Please Don’t Destroy (a.k.a. the next The Lonely Island) made their SNL debut, and views for their digital short has amassed more than 500,000 views on Twitter and 200,000 on YouTube as fans welcome the return of digital shorts on SNL.
Over 200,000 fans tuned into Adele’s “Easy On Me” drop during a live release on YouTube, the first hit to be released from her upcoming “30” album.
Addison Rae Easterling (one of the most-followed people on TikTok) revealed that she has been suspended from TikTok due to “multiple violations” of the platform’s community guidelines.
Trans employees and allies at Netflix are holding a walkout (on October 20) to protest the streaming service’s support of Dave Chapelle’s special, The Closer, which is being called out for containing transphobic and homophobic content.

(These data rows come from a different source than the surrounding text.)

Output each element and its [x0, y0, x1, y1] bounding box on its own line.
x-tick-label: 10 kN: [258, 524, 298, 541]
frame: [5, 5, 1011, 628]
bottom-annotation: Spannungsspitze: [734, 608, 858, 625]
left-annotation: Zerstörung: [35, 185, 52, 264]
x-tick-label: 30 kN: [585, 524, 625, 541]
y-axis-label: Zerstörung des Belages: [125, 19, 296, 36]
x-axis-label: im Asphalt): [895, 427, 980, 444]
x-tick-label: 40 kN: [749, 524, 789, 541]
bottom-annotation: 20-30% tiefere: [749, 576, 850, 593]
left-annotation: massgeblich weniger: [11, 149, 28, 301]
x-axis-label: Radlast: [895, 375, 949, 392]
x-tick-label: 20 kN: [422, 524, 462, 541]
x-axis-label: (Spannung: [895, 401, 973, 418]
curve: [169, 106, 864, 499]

Season three of You premiered this week, and has already been renewed for season four.
Intern Anya Jackson is going viral for her eye-catching stunts that have doubled dating app Thursday’s weekly downloads.
JoJo Siwa made history (again) on Dancing With the Stars dressed as Prince Charming for her and professional dancer Jenna Johnson’s Disney dance this week.
Timothée Chalamet gave fans a sneak peek at his Willy Wonka character in the upcoming film, Wonka.
HBO Max released the trailer for Mindy Kaling’s upcoming series, The Sex Lives of College Girls.